As this can be a little confusing for people, here are various dBa ratings in with real world situations to help describe the various levels.

KitGuru noise guide
10dBA – Normal Breathing/Rustling Leaves
20-25dBA – Whisper
30dBA – High Quality Computer fan
40dBA – A Bubbling Brook, or a Refrigerator
50dBA – Normal Conversation
60dBA – Laughter
70dBA – Vacuum Cleaner or Hairdryer
80dBA – City Traffic or a Garbage Disposal
90dBA – Motorcycle or Lawnmower
100dBA – MP3 Player at maximum output
110dBA – Orchestra
120dBA – Front row rock concert/Jet Engine
130dBA – Threshold of Pain
140dBA – Military Jet takeoff/Gunshot (close range)
160dBA – Instant Perforation of eardrum

Noise (dBA)
110W
<28.0
220W
<28.0
340W
33.4
445W
36.4
550W 38.9

The small 80mm fan doesn’t have much work to do until around 350-400 watts is demanded from the unit.

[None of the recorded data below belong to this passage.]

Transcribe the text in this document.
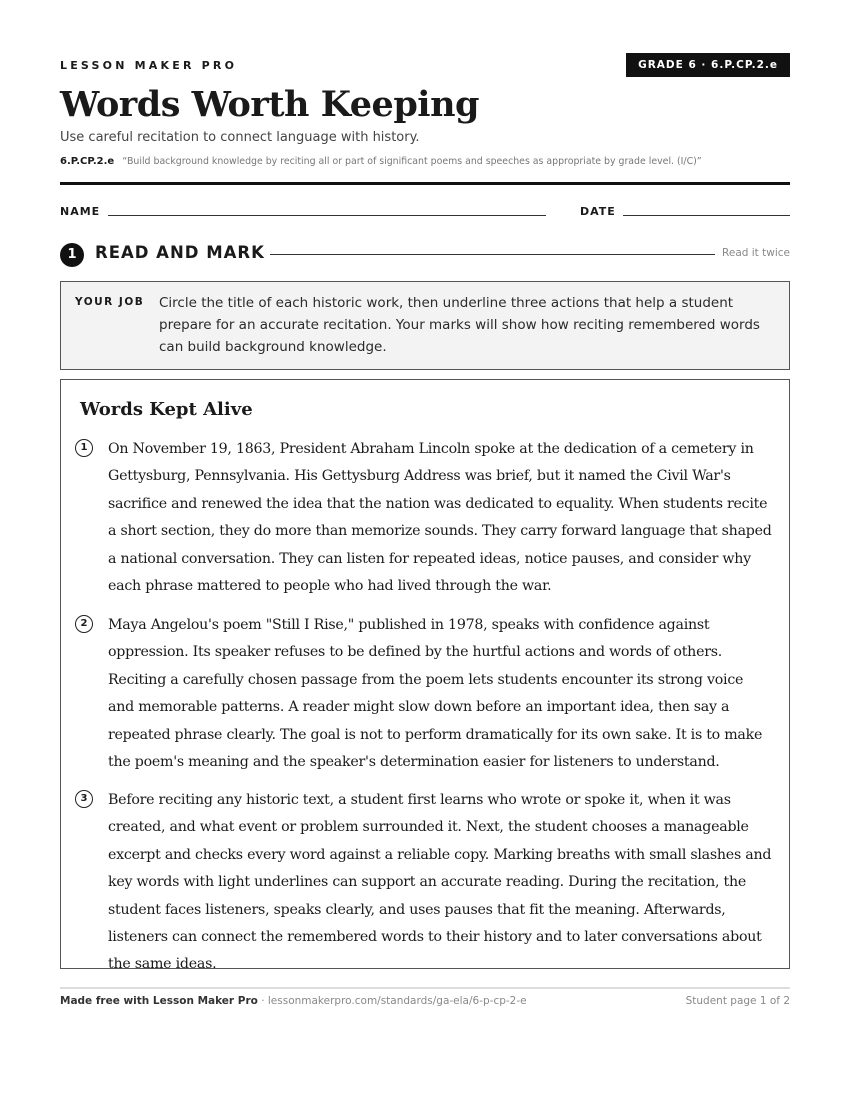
LESSON MAKER PRO	GRADE 6 · 6.P.CP.2.e
Words Worth Keeping
Use careful recitation to connect language with history.
6.P.CP.2.e “Build background knowledge by reciting all or part of significant poems and speeches as appropriate by grade level. (I/C)”
NAME	DATE
1	READ AND MARK	Read it twice
YOUR JOB Circle the title of each historic work, then underline three actions that help a student prepare for an accurate recitation. Your marks will show how reciting remembered words can build background knowledge.
Words Kept Alive
1	On November 19, 1863, President Abraham Lincoln spoke at the dedication of a cemetery in Gettysburg, Pennsylvania. His Gettysburg Address was brief, but it named the Civil War's sacrifice and renewed the idea that the nation was dedicated to equality. When students recite a short section, they do more than memorize sounds. They carry forward language that shaped a national conversation. They can listen for repeated ideas, notice pauses, and consider why each phrase mattered to people who had lived through the war.

2	Maya Angelou's poem "Still I Rise," published in 1978, speaks with confidence against oppression. Its speaker refuses to be defined by the hurtful actions and words of others. Reciting a carefully chosen passage from the poem lets students encounter its strong voice and memorable patterns. A reader might slow down before an important idea, then say a repeated phrase clearly. The goal is not to perform dramatically for its own sake. It is to make the poem's meaning and the speaker's determination easier for listeners to understand.

3	Before reciting any historic text, a student first learns who wrote or spoke it, when it was created, and what event or problem surrounded it. Next, the student chooses a manageable excerpt and checks every word against a reliable copy. Marking breaths with small slashes and key words with light underlines can support an accurate reading. During the recitation, the student faces listeners, speaks clearly, and uses pauses that fit the meaning. Afterwards, listeners can connect the remembered words to their history and to later conversations about the same ideas.

Made free with Lesson Maker Pro · lessonmakerpro.com/standards/ga-ela/6-p-cp-2-e	Student page 1 of 2
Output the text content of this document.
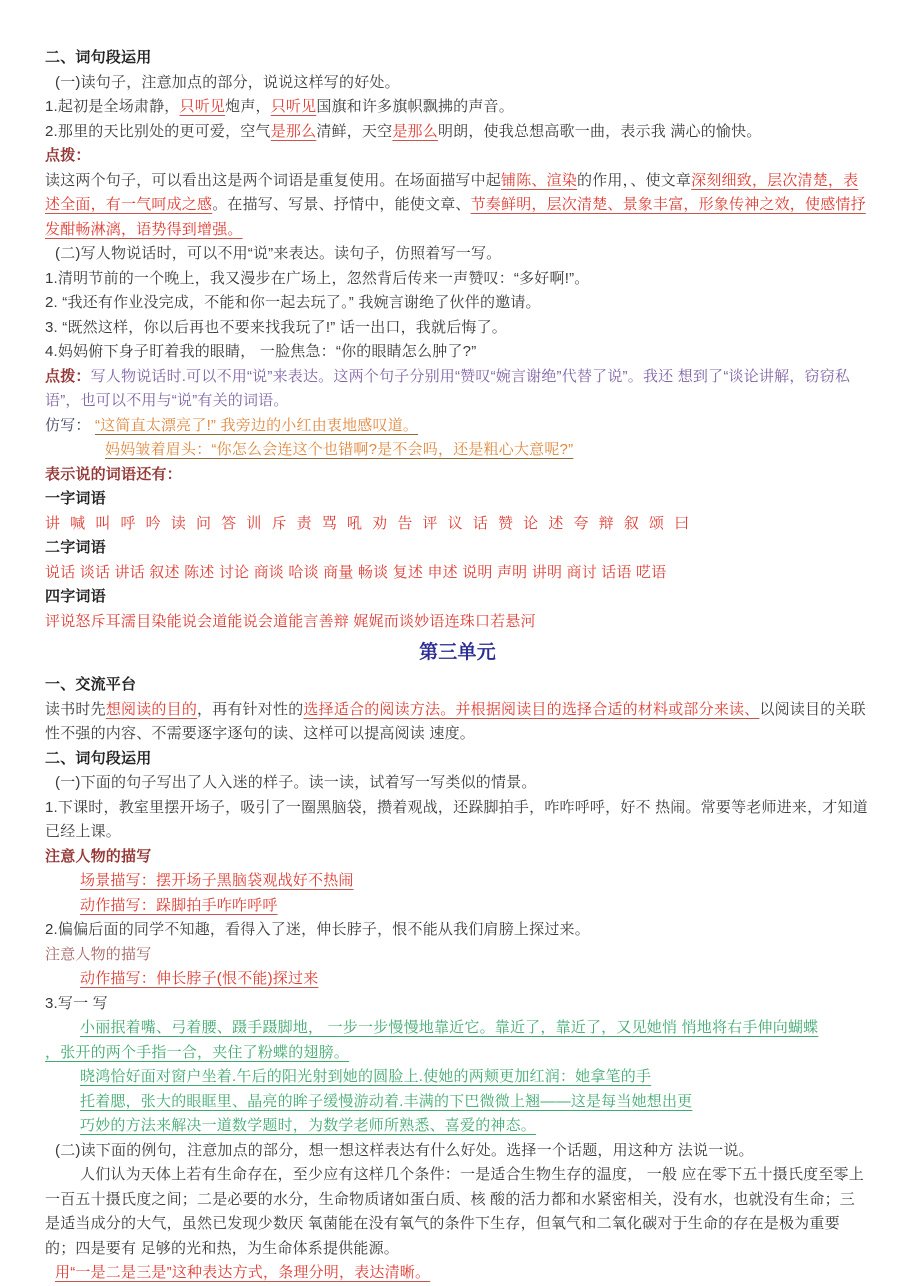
二、词句段运用
(一)读句子，注意加点的部分，说说这样写的好处。
1.起初是全场肃静，只听见炮声，只听见国旗和许多旗帜飘拂的声音。
2.那里的天比别处的更可爱，空气是那么清鲜，天空是那么明朗，使我总想高歌一曲，表示我 满心的愉快。
点拨：
读这两个句子，可以看出这是两个词语是重复使用。在场面描写中起铺陈、渲染的作用，、使文章深刻细致，层次清楚，表述全面，有一气呵成之感。在描写、写景、抒情中，能使文章、节奏鲜明，层次清楚、景象丰富，形象传神之效，使感情抒发酣畅淋漓，语势得到增强。
(二)写人物说话时，可以不用“说”来表达。读句子，仿照着写一写。
1.清明节前的一个晚上，我又漫步在广场上，忽然背后传来一声赞叹：“多好啊!”。
2. “我还有作业没完成，不能和你一起去玩了。” 我婉言谢绝了伙伴的邀请。
3. “既然这样，你以后再也不要来找我玩了!” 话一出口，我就后悔了。
4.妈妈俯下身子盯着我的眼睛， 一脸焦急：“你的眼睛怎么肿了?”
点拨：写人物说话时.可以不用“说”来表达。这两个句子分别用“赞叹“婉言谢绝”代替了说”。我还 想到了“谈论讲解，窃窃私语”，也可以不用与“说”有关的词语。
仿写： “这简直太漂亮了!” 我旁边的小红由衷地感叹道。
妈妈皱着眉头：“你怎么会连这个也错啊?是不会吗，还是粗心大意呢?”
表示说的词语还有：
一字词语
讲 喊 叫 呼 吟 读 问 答 训 斥 责 骂 吼 劝 告 评 议 话 赞 论 述 夸 辩 叙 颂 曰
二字词语
说话 谈话 讲话 叙述 陈述 讨论 商谈 哈谈 商量 畅谈 复述 申述 说明 声明 讲明 商讨 话语 呓语
四字词语
评说怒斥耳濡目染能说会道能说会道能言善辩 娓娓而谈妙语连珠口若悬河
第三单元
一、交流平台
读书时先想阅读的目的，再有针对性的选择适合的阅读方法。并根据阅读目的选择合适的材料或部分来读、以阅读目的关联性不强的内容、不需要逐字逐句的读、这样可以提高阅读 速度。
二、词句段运用
(一)下面的句子写出了人入迷的样子。读一读，试着写一写类似的情景。
1.下课时，教室里摆开场子，吸引了一圈黑脑袋，攒着观战，还跺脚拍手，咋咋呼呼，好不 热闹。常要等老师进来，才知道已经上课。
注意人物的描写
场景描写：摆开场子黑脑袋观战好不热闹
动作描写：跺脚拍手咋咋呼呼
2.偏偏后面的同学不知趣，看得入了迷，伸长脖子，恨不能从我们肩膀上探过来。
注意人物的描写
动作描写：伸长脖子(恨不能)探过来
3.写一 写
小丽抿着嘴、弓着腰、蹑手蹑脚地， 一步一步慢慢地靠近它。靠近了，靠近了，又见她悄 悄地将右手伸向蝴蝶
，张开的两个手指一合，夹住了粉蝶的翅膀。
晓鸿恰好面对窗户坐着.午后的阳光射到她的圆脸上.使她的两颊更加红润：她拿笔的手
托着腮，张大的眼眶里、晶亮的眸子缓慢游动着.丰满的下巴微微上翘——这是每当她想出更
巧妙的方法来解决一道数学题时，为数学老师所熟悉、喜爱的神态。
(二)读下面的例句，注意加点的部分，想一想这样表达有什么好处。选择一个话题，用这种方 法说一说。
人们认为天体上若有生命存在，至少应有这样几个条件：一是适合生物生存的温度， 一般 应在零下五十摄氏度至零上一百五十摄氏度之间；二是必要的水分，生命物质诸如蛋白质、核 酸的活力都和水紧密相关，没有水，也就没有生命；三是适当成分的大气，虽然已发现少数厌 氧菌能在没有氧气的条件下生存，但氧气和二氧化碳对于生命的存在是极为重要的；四是要有 足够的光和热，为生命体系提供能源。
用“一是二是三是”这种表达方式，条理分明，表达清晰。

It starts to actively spin up at this point. Its certainly audible at around 450 watts load, and the fan quickly spins up to around 3,750 rpm (our own readings of the fan speeds) as load rises to 550 watts. You really wouldn’t want to be running this unit at 550 watts continuously however.

Using a slightly larger 92mm fan would have helped reduce noise levels, but we imagine SilverStone are reserving the larger, quieter fans for their higher cost units (SX500-G and SX650-G).

Temperature (c)
Intake
Exhaust
110W
36
39
220W
37
42
340W
41
47
445W
45
53
550W
47
59

The small fan has to work hard in the last 30 percent of total load, but the internal temperatures are actually pretty good.

Maximum load
Efficiency
630W
88.7

Pushing the power supply above its rated limits generates an efficiency level of 88.7%. This is not a viable ‘real world’ situation, but its interesting nonetheless.